Optional output for smoothed image. The size of the smoothed image will be slightly 
smaller than the original image depending on the size of filter window is used. 
The width and height of the smoothed image output is given by the two equation below:

  smoothed_image_width = original_image_width - 2 * floor(filter_size / 2)
  smoothed_image_height = original_image_height - 2 * floor(filter_size / 2) 

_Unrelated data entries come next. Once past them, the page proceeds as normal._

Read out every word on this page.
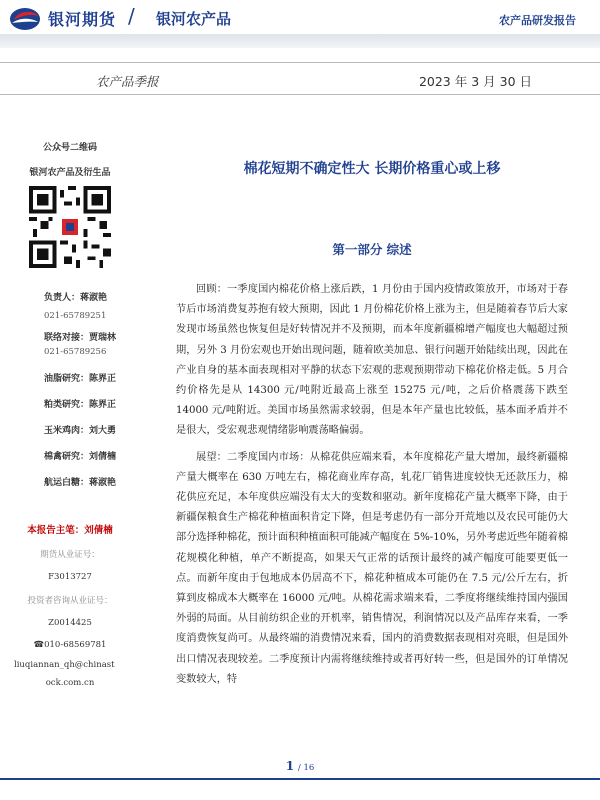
银河期货 / 银河农产品	农产品研发报告
农产品季报	2023 年 3 月 30 日
公众号二维码
银河农产品及衍生品
负责人：蒋淑艳
021-65789251
联络对接：贾瑞林
021-65789256
油脂研究：陈界正
粕类研究：陈界正
玉米鸡肉：刘大勇
棉禽研究：刘倩楠
航运白糖：蒋淑艳
本报告主笔：刘倩楠
期货从业证号：
F3013727
投资者咨询从业证号：
Z0014425
☎010-68569781
liuqiannan_qh@chinast
ock.com.cn
棉花短期不确定性大 长期价格重心或上移
第一部分 综述

回顾：一季度国内棉花价格上涨后跌，1 月份由于国内疫情政策放开，市场对于春节后市场消费复苏抱有较大预期，因此 1 月份棉花价格上涨为主，但是随着春节后大家发现市场虽然也恢复但是好转情况并不及预期，而本年度新疆棉增产幅度也大幅超过预期，另外 3 月份宏观也开始出现问题，随着欧美加息、银行问题开始陆续出现，因此在产业自身的基本面表现相对平静的状态下宏观的悲观预期带动下棉花价格走低。5 月合约价格先是从 14300 元/吨附近最高上涨至 15275 元/吨，之后价格震荡下跌至 14000 元/吨附近。美国市场虽然需求较弱，但是本年产量也比较低，基本面矛盾并不是很大，受宏观悲观情绪影响震荡略偏弱。

展望：二季度国内市场：从棉花供应端来看，本年度棉花产量大增加，最终新疆棉产量大概率在 630 万吨左右，棉花商业库存高，轧花厂销售进度较快无还款压力，棉花供应充足，本年度供应端没有太大的变数和驱动。新年度棉花产量大概率下降，由于新疆保粮食生产棉花种植面积肯定下降，但是考虑仍有一部分开荒地以及农民可能仍大部分选择种棉花，预计面积种植面积可能减产幅度在 5%-10%，另外考虑近些年随着棉花规模化种植，单产不断提高，如果天气正常的话预计最终的减产幅度可能要更低一点。而新年度由于包地成本仍居高不下，棉花种植成本可能仍在 7.5 元/公斤左右，折算到皮棉成本大概率在 16000 元/吨。从棉花需求端来看，二季度将继续维持国内强国外弱的局面。从目前纺织企业的开机率，销售情况，利润情况以及产品库存来看，一季度消费恢复尚可。从最终端的消费情况来看，国内的消费数据表现相对亮眼，但是国外出口情况表现较差。二季度预计内需将继续维持或者再好转一些，但是国外的订单情况变数较大，特

1 / 16
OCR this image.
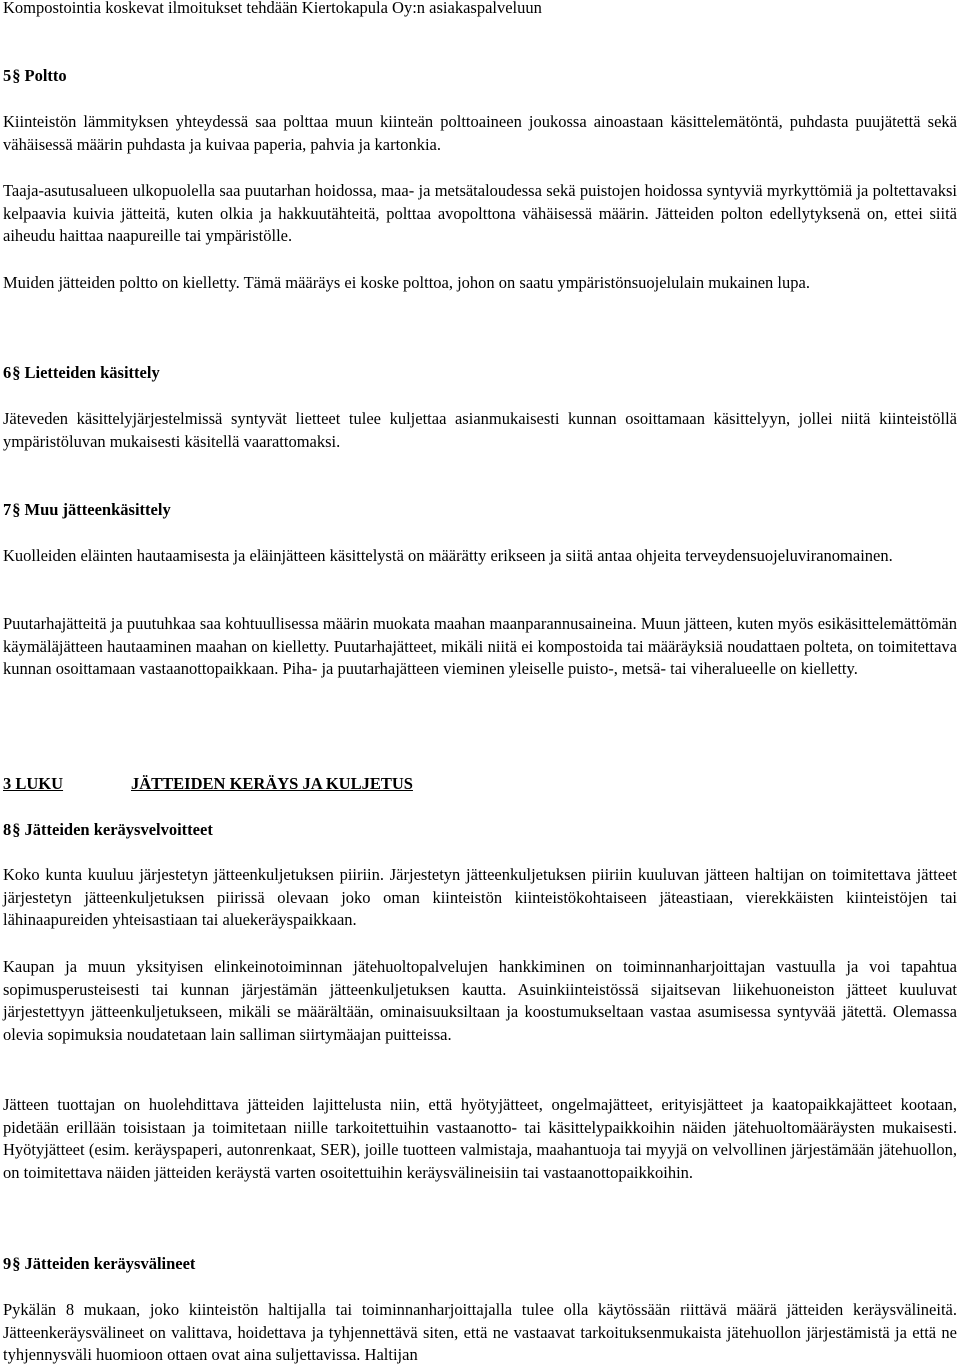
Kompostointia koskevat ilmoitukset tehdään Kiertokapula Oy:n asiakaspalveluun
5§ Poltto

Kiinteistön lämmityksen yhteydessä saa polttaa muun kiinteän polttoaineen joukossa ainoastaan käsittelemätöntä, puhdasta puujätettä sekä vähäisessä määrin puhdasta ja kuivaa paperia, pahvia ja kartonkia.

Taaja-asutusalueen ulkopuolella saa puutarhan hoidossa, maa- ja metsätaloudessa sekä puistojen hoidossa syntyviä myrkyttömiä ja poltettavaksi kelpaavia kuivia jätteitä, kuten olkia ja hakkuutähteitä, polttaa avopolttona vähäisessä määrin. Jätteiden polton edellytyksenä on, ettei siitä aiheudu haittaa naapureille tai ympäristölle.

Muiden jätteiden poltto on kielletty. Tämä määräys ei koske polttoa, johon on saatu ympäristönsuojelulain mukainen lupa.

6§ Lietteiden käsittely

Jäteveden käsittelyjärjestelmissä syntyvät lietteet tulee kuljettaa asianmukaisesti kunnan osoittamaan käsittelyyn, jollei niitä kiinteistöllä ympäristöluvan mukaisesti käsitellä vaarattomaksi.

7§ Muu jätteenkäsittely

Kuolleiden eläinten hautaamisesta ja eläinjätteen käsittelystä on määrätty erikseen ja siitä antaa ohjeita terveydensuojeluviranomainen.

Puutarhajätteitä ja puutuhkaa saa kohtuullisessa määrin muokata maahan maanparannusaineina. Muun jätteen, kuten myös esikäsittelemättömän käymäläjätteen hautaaminen maahan on kielletty. Puutarhajätteet, mikäli niitä ei kompostoida tai määräyksiä noudattaen polteta, on toimitettava kunnan osoittamaan vastaanottopaikkaan. Piha- ja puutarhajätteen vieminen yleiselle puisto-, metsä- tai viheralueelle on kielletty.

3 LUKU	JÄTTEIDEN KERÄYS JA KULJETUS
8§ Jätteiden keräysvelvoitteet

Koko kunta kuuluu järjestetyn jätteenkuljetuksen piiriin. Järjestetyn jätteenkuljetuksen piiriin kuuluvan jätteen haltijan on toimitettava jätteet järjestetyn jätteenkuljetuksen piirissä olevaan joko oman kiinteistön kiinteistökohtaiseen jäteastiaan, vierekkäisten kiinteistöjen tai lähinaapureiden yhteisastiaan tai aluekeräyspaikkaan.

Kaupan ja muun yksityisen elinkeinotoiminnan jätehuoltopalvelujen hankkiminen on toiminnanharjoittajan vastuulla ja voi tapahtua sopimusperusteisesti tai kunnan järjestämän jätteenkuljetuksen kautta. Asuinkiinteistössä sijaitsevan liikehuoneiston jätteet kuuluvat järjestettyyn jätteenkuljetukseen, mikäli se määrältään, ominaisuuksiltaan ja koostumukseltaan vastaa asumisessa syntyvää jätettä. Olemassa olevia sopimuksia noudatetaan lain salliman siirtymäajan puitteissa.

Jätteen tuottajan on huolehdittava jätteiden lajittelusta niin, että hyötyjätteet, ongelmajätteet, erityisjätteet ja kaatopaikkajätteet kootaan, pidetään erillään toisistaan ja toimitetaan niille tarkoitettuihin vastaanotto- tai käsittelypaikkoihin näiden jätehuoltomääräysten mukaisesti. Hyötyjätteet (esim. keräyspaperi, autonrenkaat, SER), joille tuotteen valmistaja, maahantuoja tai myyjä on velvollinen järjestämään jätehuollon, on toimitettava näiden jätteiden keräystä varten osoitettuihin keräysvälineisiin tai vastaanottopaikkoihin.

9§ Jätteiden keräysvälineet

Pykälän 8 mukaan, joko kiinteistön haltijalla tai toiminnanharjoittajalla tulee olla käytössään riittävä määrä jätteiden keräysvälineitä. Jätteenkeräysvälineet on valittava, hoidettava ja tyhjennettävä siten, että ne vastaavat tarkoituksenmukaista jätehuollon järjestämistä ja että ne tyhjennysväli huomioon ottaen ovat aina suljettavissa. Haltijan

After applying the smoothing filter on the original image, the smoothed image has the 
same width and height compared to the original image, but the pixel values of the borders 
of the smoothed image will not be accurate. Instead of keeping the inaccurate pixel values,
the program will cut the borders.


GM_IMG

Optional output for gradient magnitude image. Gradient magnitude image is calculated using 
Sobel operator. For detailed calculation, please see METHOD section. Gradient magnitude 
image provides analytical and other useful information. It is recommanded to output the 
gradient magnitude image, especially when tweaking the parameters. 


GD_IMG

Optional output for gradient direction image. Gradient direction image is calculated using 
Sobel operator. For detailed calculation, please see METHOD section. Gradient direction 
image is used when identifying whether a pixel or a group of pixels is weak horizon 
border(s) or noise. It is recommaned to output the gradient direction image, especially 
when tweaking the parameters.


QL_IMG

Optional output for horizon borders overlay on top of the original image served for quick 
look purpose. The final horizon borders will be assigned with DN value 10000, and the
preliminary horizon borders ill be assigned with DN value -10000. It is highly recommanded
to output the quick look image.


FILTER_SIZE

The smoothing filter size in pixels. The minimum filter size allowed in this program is
3 x 3. Filter size significantly affects the program's execution time. The computational
complexity of applying a smoothing filter to an image is O(MNC^2), where C is the filter 
size, M is the image width, and N is the image height. Filter size should be defined based 
on the size of noises. In general, if the noise size is 3 x 3, then a filter size of 
7 x 7 should be effective to blend them.


FILTER_TYPE

The smoothing filter type. Three filter types are provided in this program. They are
MIN, MAX, and MEDIAN. MIN filter is usually used to blend salt noise. MAX filter is 
usually used to blend pepper noise. MEDIAN filter is usually used to blend salt-and-pepper
noise.


TRIMTOP

Number of line(s) to cut from the upper border of the input image. If this parameter is 
set to 0, then nothing will be cutted. 


TRIMBOT

Number of line(s) to cut from the lower border of the input image. If this parameter is
set to 0, then nothing will be cutted.


TRIMLEFT

Number of sample(s) to cut from the left border of the input image. If this parameter is
set to 0, then nothing will be cutted.


TRIMRIGHT

Number of sample(s) to cut from the right border of the input image. If this parameter is
set to 0, then nothing will be cutted.


TRIM_IMG

Optional output for image with borders trimmed.